Why You Need a SOC Report
Financial institutions, health care providers, and other corporations (user entities) are required to perform due diligence and ongoing monitoring of the safety, integrity and related controls over their data when it is being handled by a third party. SOC reports provide the user entities information on the service provider’s systems and related controls. If you are an organization providing outsourced services to a company, your customer may be required to obtain a SOC report from you.
AuditOne’s SOC Service Offerings
- Annual Risk Assessment (AICPA – SOC requirement)
- Annual Penetration Testing (AICPA – SOC requirement if applicable)
- HIPAA Security Rule Assessment Report
- Annual SOC 1 or SOC 2 Report
- Annual SOC 3 SysTrust ® Report
- SSAE 18 consulting
Annual Risk Assessment
Companies completing a SOC 1, SOC 2 or SOC 3 report must satisfy the AICPA “Identification of Risks” concept. Our risk assessment process normally begins with a cloud-based secure exchange of documents for our review offsite and ends with a week or less on-site to complete.
Annual Penetration Testing
Annual penetration testing helps you protect your critical IT infrastructure by identifying and validating known security vulnerabilities for both public-facing and internal resources. Penetration testing is about a week-long project, which typically includes both offsite and on-site interaction.

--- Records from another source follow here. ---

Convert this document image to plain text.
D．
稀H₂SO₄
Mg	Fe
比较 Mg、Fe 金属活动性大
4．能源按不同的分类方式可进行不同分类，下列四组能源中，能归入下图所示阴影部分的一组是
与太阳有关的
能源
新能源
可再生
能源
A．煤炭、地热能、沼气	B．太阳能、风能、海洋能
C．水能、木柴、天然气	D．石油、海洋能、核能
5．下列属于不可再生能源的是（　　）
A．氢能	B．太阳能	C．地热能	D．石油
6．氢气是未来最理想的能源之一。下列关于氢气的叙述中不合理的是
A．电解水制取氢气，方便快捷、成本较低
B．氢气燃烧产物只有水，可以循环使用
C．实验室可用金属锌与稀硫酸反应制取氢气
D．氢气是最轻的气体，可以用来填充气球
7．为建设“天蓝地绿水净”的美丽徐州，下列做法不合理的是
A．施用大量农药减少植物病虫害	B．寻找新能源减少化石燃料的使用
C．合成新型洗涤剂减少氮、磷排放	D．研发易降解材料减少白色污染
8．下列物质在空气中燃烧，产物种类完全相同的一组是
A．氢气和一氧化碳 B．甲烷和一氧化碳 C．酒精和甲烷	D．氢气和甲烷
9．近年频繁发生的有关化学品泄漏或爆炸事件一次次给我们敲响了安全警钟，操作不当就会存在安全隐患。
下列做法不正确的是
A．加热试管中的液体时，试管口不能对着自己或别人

HIPAA Security Rule Assessment Report
All HIPAA-covered entities and business associates are required to conduct or update an IT security risk analysis on a regular and ongoing basis. A HIPAA security rule assessment report is delivered at the end of engagement which can be given to end customers if requested.
Annual SOC 1 or 2 Report
A SOC Report (Service Organization Controls Report) is a report on Controls at a Service Organization. A SOC audit may include offsite consulting as needed to prepare for first time SOC clients. The SOC audit engagement concludes with one to two weeks on site.
Annual SOC 3 SysTrust ® Report
A SOC 3 SysTrust ® report is a publicly displayable summary version of the SOC 2 report. The SOC 3 SysTrust ® website seal can be displayed on your public website after the completion of the audit work and resulting report. A completed SOC 2 audit is required concurrent or prior to performing a SOC 3 SysTrust ® audit and resulting report.